SS: Ah, you know, obviously, being a baseball player your ultimate dream is to pitch in the big leagues, but you know, I trust, I trust what the Nationals are doing with me, you know? They're doing it the right way; it's not how fast you get there, it's how long you are there.
(They ask SS, who played with Leake on a San Diego travel team when he was nine years old if there were any other future major leaguers on the team, and SS says no, but also that Leake was known as “Mikey” back then.)
(SS then shows former Nat Aaron Boone and Eduardo Perez how he grips his fastball, curveball/slider, two-seam change-up and sinker)
OFF OF YOUR FASTBALL, WHAT SECONDARY PITCH DO YOU FEEL LIKE IS MOST DEVELOPED RIGHT NOW?
SS: I think definitely closing my freshman year at (San Diego) State I was with this fastball and this breaking ball here, so that's my pitch. I'm really confident throwing that any time in the count; my change-up's been really good ever since I (started) playing pro ball with these smaller seams, it's just gotten a lot better. And then I've definitely been throwing my sinker a lot, too. That's kind of an easy ground-ball out right there.
SO WE HEAR ABOUT ALL THESE TEAMS, MANAGERS AND COACHES ALWAYS TRYING TO GET OUR PITCHERS TO QUICKEN UP IN THE STRETCH TO CONTROL THE RUNNING GAME, SO TO SPEAK. WELL, THE NATIONALS SEE YOU AS BEING SO QUICK TO HOME PLATE THAT THEY FEEL LIKE MAYBE IT'S TAKEN AWAY FROM SOME OF YOUR STUFF, SO THEY'VE ACTUALLY TRIED TO SLOW YOU DOWN, IS THAT RIGHT?
SS: Yeah, you know, I mean, in college, I was always you know, just a straight slide-step every time, you know, I didn't really lose velo(city); all my stuff was still there, and virtually eliminated the running game. But you know, I was right around a second with that, and they wanted me to be more around a 1.3, so they had me starting out with more of a load on my back side, kinda loading right here and getting going, it helps me keep the angle on my fastball a lot better.
DOES THAT MEAN YOU'RE LETTING GUYS GET TO FIRST BASE SO YOU CAN WORK ON IT?

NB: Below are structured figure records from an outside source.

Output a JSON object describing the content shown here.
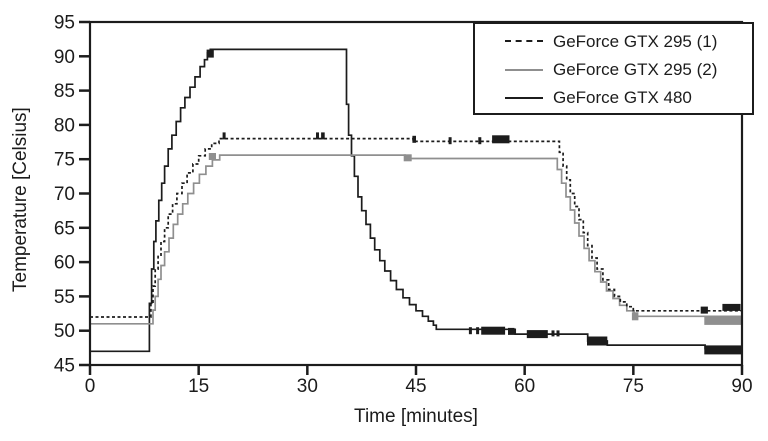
{
  "chart_data": {
    "type": "line",
    "title": "",
    "xlabel": "Time [minutes]",
    "ylabel": "Temperature [Celsius]",
    "xlim": [
      0,
      90
    ],
    "ylim": [
      45,
      95
    ],
    "xticks": [
      0,
      15,
      30,
      45,
      60,
      75,
      90
    ],
    "yticks": [
      45,
      50,
      55,
      60,
      65,
      70,
      75,
      80,
      85,
      90,
      95
    ],
    "grid": false,
    "frame": true,
    "legend_position": "top-right",
    "step_mode": "after",
    "axis_color": "#1c1c1c",
    "series": [
      {
        "name": "GeForce GTX 295 (1)",
        "color": "#1c1c1c",
        "dash": "3,2.5",
        "width": 1.7,
        "points": [
          [
            0,
            52
          ],
          [
            8.4,
            54
          ],
          [
            8.7,
            56.5
          ],
          [
            9.0,
            59
          ],
          [
            9.4,
            61
          ],
          [
            9.8,
            63
          ],
          [
            10.3,
            65
          ],
          [
            10.8,
            67
          ],
          [
            11.4,
            68.5
          ],
          [
            12.0,
            70
          ],
          [
            12.7,
            71.5
          ],
          [
            13.4,
            73
          ],
          [
            14.2,
            74.3
          ],
          [
            15.0,
            75.5
          ],
          [
            15.9,
            76.5
          ],
          [
            16.8,
            77.3
          ],
          [
            17.8,
            78.0
          ],
          [
            44.6,
            77.6
          ],
          [
            64.8,
            76
          ],
          [
            65.3,
            74
          ],
          [
            65.8,
            72
          ],
          [
            66.3,
            70
          ],
          [
            66.9,
            68.1
          ],
          [
            67.5,
            66.2
          ],
          [
            68.1,
            64.3
          ],
          [
            68.7,
            62.4
          ],
          [
            69.3,
            60.6
          ],
          [
            70.0,
            59
          ],
          [
            70.8,
            57.4
          ],
          [
            71.6,
            56
          ],
          [
            72.4,
            55
          ],
          [
            73.2,
            54.2
          ],
          [
            74.1,
            53.5
          ],
          [
            75.0,
            52.9
          ],
          [
            90,
            52.9
          ]
        ],
        "marks": [
          [
            18.3,
            18.7,
            78.4,
            7
          ],
          [
            31.2,
            31.6,
            78.4,
            7
          ],
          [
            31.9,
            32.4,
            78.4,
            7
          ],
          [
            44.5,
            45.0,
            77.9,
            7
          ],
          [
            49.5,
            49.9,
            77.7,
            7
          ],
          [
            53.6,
            54.0,
            77.7,
            7
          ],
          [
            55.5,
            57.9,
            77.9,
            8
          ],
          [
            84.3,
            85.3,
            53.0,
            7
          ],
          [
            87.3,
            89.8,
            53.4,
            7
          ]
        ]
      },
      {
        "name": "GeForce GTX 295 (2)",
        "color": "#8f8f8f",
        "dash": "",
        "width": 1.7,
        "points": [
          [
            0,
            51
          ],
          [
            8.7,
            53
          ],
          [
            9.0,
            55
          ],
          [
            9.4,
            57.5
          ],
          [
            9.8,
            59.5
          ],
          [
            10.3,
            61.5
          ],
          [
            10.9,
            63.5
          ],
          [
            11.5,
            65.5
          ],
          [
            12.1,
            67
          ],
          [
            12.8,
            68.5
          ],
          [
            13.5,
            70
          ],
          [
            14.3,
            71.5
          ],
          [
            15.1,
            72.8
          ],
          [
            16.0,
            74
          ],
          [
            16.9,
            74.9
          ],
          [
            17.9,
            75.6
          ],
          [
            43.5,
            75.1
          ],
          [
            64.5,
            73.5
          ],
          [
            65.1,
            71.5
          ],
          [
            65.7,
            69.5
          ],
          [
            66.3,
            67.6
          ],
          [
            66.9,
            65.7
          ],
          [
            67.5,
            63.8
          ],
          [
            68.2,
            62
          ],
          [
            68.9,
            60.2
          ],
          [
            69.7,
            58.6
          ],
          [
            70.5,
            57.1
          ],
          [
            71.3,
            55.8
          ],
          [
            72.2,
            54.7
          ],
          [
            73.1,
            53.7
          ],
          [
            74.1,
            52.9
          ],
          [
            75.1,
            52.1
          ],
          [
            90,
            51.8
          ]
        ],
        "marks": [
          [
            16.4,
            17.4,
            75.4,
            7
          ],
          [
            43.3,
            44.4,
            75.2,
            7
          ],
          [
            74.8,
            75.7,
            52.1,
            8
          ],
          [
            84.8,
            90,
            51.5,
            9
          ]
        ]
      },
      {
        "name": "GeForce GTX 480",
        "color": "#1c1c1c",
        "dash": "",
        "width": 1.7,
        "points": [
          [
            0,
            47
          ],
          [
            8.2,
            54
          ],
          [
            8.5,
            59
          ],
          [
            8.8,
            63
          ],
          [
            9.1,
            66
          ],
          [
            9.5,
            69
          ],
          [
            9.9,
            71.5
          ],
          [
            10.3,
            74
          ],
          [
            10.8,
            76.5
          ],
          [
            11.3,
            78.5
          ],
          [
            11.9,
            80.5
          ],
          [
            12.5,
            82.5
          ],
          [
            13.1,
            84
          ],
          [
            13.8,
            85.5
          ],
          [
            14.5,
            87
          ],
          [
            15.2,
            88.5
          ],
          [
            15.8,
            89.5
          ],
          [
            16.2,
            90.5
          ],
          [
            16.6,
            91
          ],
          [
            35.4,
            83
          ],
          [
            35.7,
            78.5
          ],
          [
            36.1,
            75.5
          ],
          [
            36.5,
            72.5
          ],
          [
            37.0,
            69.5
          ],
          [
            37.5,
            67.5
          ],
          [
            38.1,
            65.5
          ],
          [
            38.7,
            63.5
          ],
          [
            39.3,
            61.8
          ],
          [
            40.0,
            60.2
          ],
          [
            40.7,
            58.7
          ],
          [
            41.5,
            57.3
          ],
          [
            42.3,
            56
          ],
          [
            43.2,
            54.8
          ],
          [
            44.1,
            53.8
          ],
          [
            45.0,
            52.9
          ],
          [
            45.9,
            52.1
          ],
          [
            46.7,
            51.4
          ],
          [
            47.4,
            50.8
          ],
          [
            47.8,
            50.2
          ],
          [
            58.7,
            49.5
          ],
          [
            68.7,
            48.5
          ],
          [
            71.4,
            47.9
          ],
          [
            84.9,
            47.4
          ],
          [
            90,
            47.4
          ]
        ],
        "marks": [
          [
            16.1,
            17.1,
            90.4,
            8
          ],
          [
            52.3,
            52.6,
            50.0,
            7
          ],
          [
            53.3,
            53.6,
            50.0,
            7
          ],
          [
            54.0,
            57.3,
            50.0,
            8
          ],
          [
            57.7,
            58.6,
            49.9,
            7
          ],
          [
            60.3,
            63.2,
            49.5,
            8
          ],
          [
            63.7,
            64.0,
            49.6,
            6
          ],
          [
            64.4,
            64.8,
            49.6,
            6
          ],
          [
            68.6,
            71.4,
            48.5,
            9
          ],
          [
            84.8,
            90,
            47.2,
            9
          ]
        ]
      }
    ]
  }
}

SS (amid chuckles): It happens, yeah, it's part of the game.
SO YOU WALK A GUY AND YOU'RE LIKE 'OK, COACH, DON'T WORRY ABOUT IT, JUST WORKING ON MY MOVE'?
SS: well no, I mean, it's definitely part of the game, you know, it's good to, you know, when a guy gets on first, you know, it's like, 'Next pitch, here we go, ground-ball double play,' And also part of the game, you really have to vary your times and everything, and that's something that they also want me to work on, you know, really controlling the running game.

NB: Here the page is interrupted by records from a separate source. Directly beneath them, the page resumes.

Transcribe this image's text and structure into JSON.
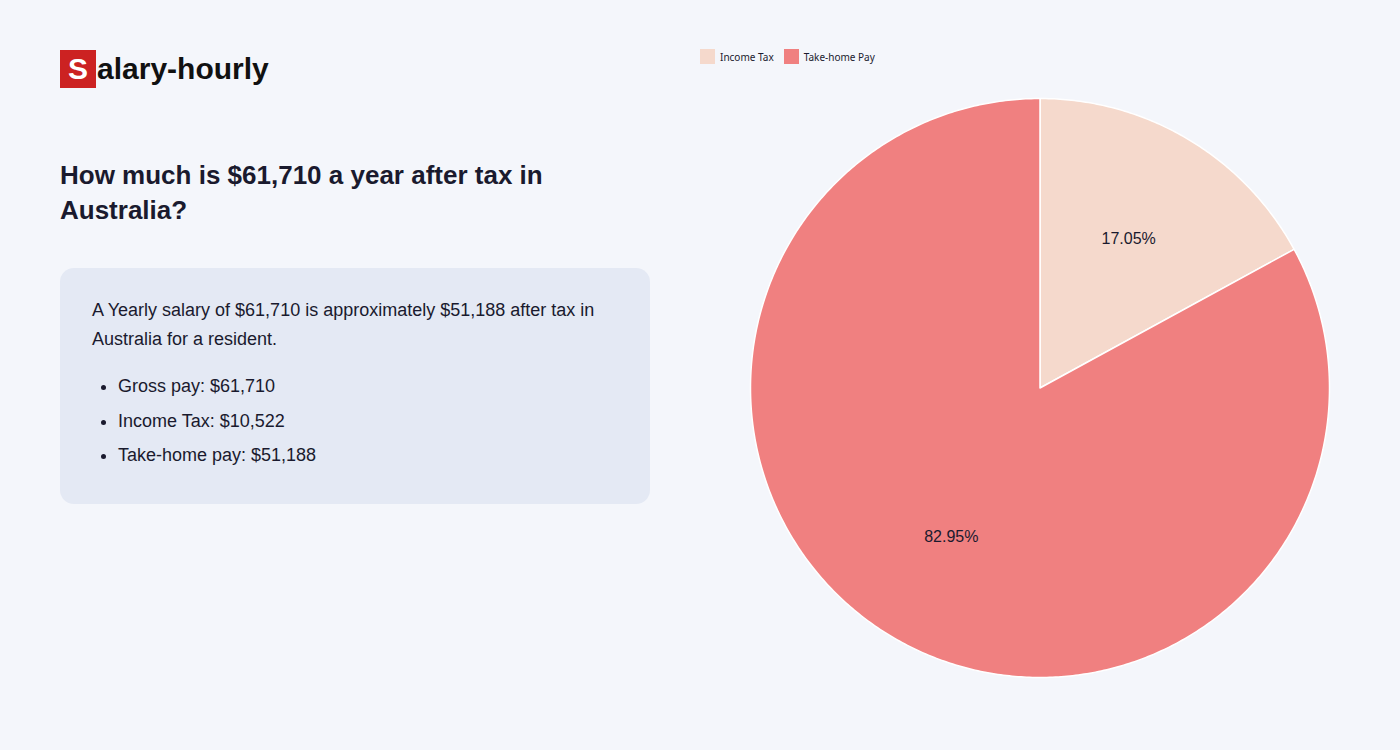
{
  "chart_data": {
    "type": "pie",
    "title": "How much is $61,710 a year after tax in Australia?",
    "annotations": [
      "Salary-hourly",
      "A Yearly salary of $61,710 is approximately $51,188 after tax in Australia for a resident.",
      "Gross pay: $61,710",
      "Income Tax: $10,522",
      "Take-home pay: $51,188"
    ],
    "categories": [
      "Income Tax",
      "Take-home Pay"
    ],
    "values": [
      17.05,
      82.95
    ],
    "value_labels": [
      "17.05%",
      "82.95%"
    ],
    "colors": [
      "#f5d9cc",
      "#f08080"
    ],
    "data_labels": true,
    "legend": "upper left"
  }
}
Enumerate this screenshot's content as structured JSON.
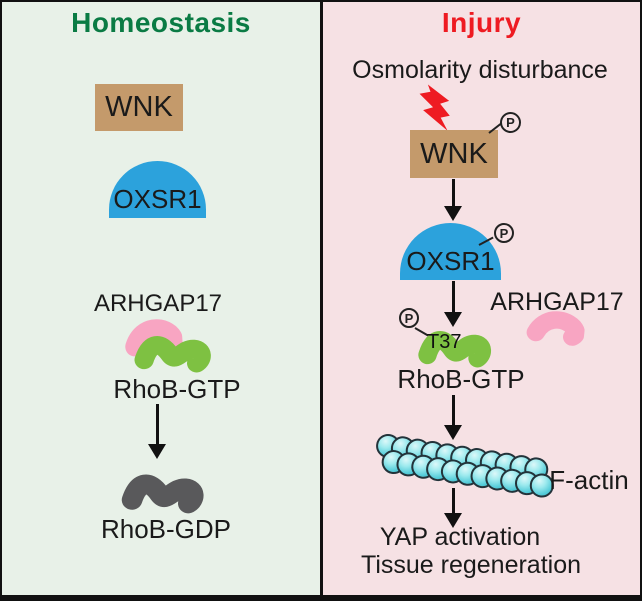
{
  "figure": {
    "left": {
      "title": "Homeostasis",
      "wnk_label": "WNK",
      "oxsr1_label": "OXSR1",
      "arhgap17_label": "ARHGAP17",
      "rhob_gtp_label": "RhoB-GTP",
      "rhob_gdp_label": "RhoB-GDP"
    },
    "right": {
      "title": "Injury",
      "osmolarity_label": "Osmolarity disturbance",
      "wnk_label": "WNK",
      "oxsr1_label": "OXSR1",
      "arhgap17_label": "ARHGAP17",
      "t37_label": "T37",
      "rhob_gtp_label": "RhoB-GTP",
      "f_actin_label": "F-actin",
      "yap_label": "YAP activation",
      "tissue_label": "Tissue regeneration",
      "phospho_label": "P",
      "f_actin_beads": {
        "rows": 2,
        "per_row": 11
      }
    },
    "colors": {
      "homeostasis_title": "#0a7b44",
      "injury_title": "#ee1b22",
      "left_bg": "#e8f1e8",
      "right_bg": "#f6e1e4",
      "wnk_box": "#c49a6b",
      "oxsr1_dome": "#2ca2dc",
      "arhgap17_pink": "#f8a5c2",
      "rhob_gtp_green": "#7ec142",
      "rhob_gdp_gray": "#59595b",
      "f_actin_cyan": "#55ccd9",
      "lightning_red": "#ee1b22",
      "text": "#1a1a1a"
    }
  }
}
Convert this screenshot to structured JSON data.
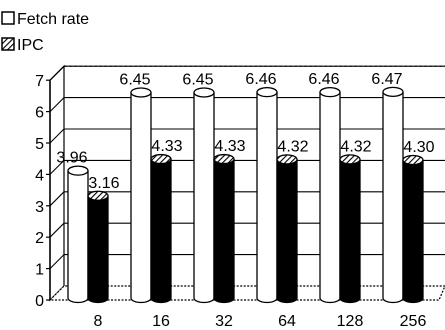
{
  "chart_data": {
    "type": "bar",
    "style": "3d-cylinder",
    "categories": [
      "8",
      "16",
      "32",
      "64",
      "128",
      "256"
    ],
    "series": [
      {
        "name": "Fetch rate",
        "values": [
          3.96,
          6.45,
          6.45,
          6.46,
          6.46,
          6.47
        ],
        "labels": [
          "3.96",
          "6.45",
          "6.45",
          "6.46",
          "6.46",
          "6.47"
        ],
        "fill": "#ffffff",
        "pattern": "none"
      },
      {
        "name": "IPC",
        "values": [
          3.16,
          4.33,
          4.33,
          4.32,
          4.32,
          4.3
        ],
        "labels": [
          "3.16",
          "4.33",
          "4.33",
          "4.32",
          "4.32",
          "4.30"
        ],
        "fill": "#000000",
        "pattern": "diagonal-hatch"
      }
    ],
    "y_ticks": [
      "0",
      "1",
      "2",
      "3",
      "4",
      "5",
      "6",
      "7"
    ],
    "ylim": [
      0,
      7
    ],
    "grid": true,
    "legend_position": "top-left",
    "title": "",
    "xlabel": "",
    "ylabel": ""
  }
}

ARE YOU COMFORTABLE WITH IT? IS IT COMING ALONG FOR YOU?
SS: Oh absolutely, you know, I think it's really more important now because you've got guys with lightning speed out there, and guys on the base paths are a lot smarter . . . they're gonna pick up the little things and . . . be off running on the next pitch, so it's really important to kind of help your catcher out with being quick to the plate and give him the chance to throw out some guys.
WHO ON THE NATIONALS AT SPRING (TRAINING) DID YOU GET TIGHT WITH?
SS: Definitely John Lannan, Garrett Mock, there's a bunch of pitchers up there . . . they were great, they really made my Spring Training experience a blast. I learned a lot from them, especially theguys out here, Randy Tomlin, Randy Knorr, the coaches here in Harrisburg, they've been great, too.
SO YOU'RE TELLING ME YOU CAN THROW HARDER NOW WITH THAT DELIVERY?
SS: You know, the velo(city) is pretty much the same, there's really no difference from the wind-up to from the stretch, but you know, I'm angle to keep that angle to stay in the bottom half of the zone.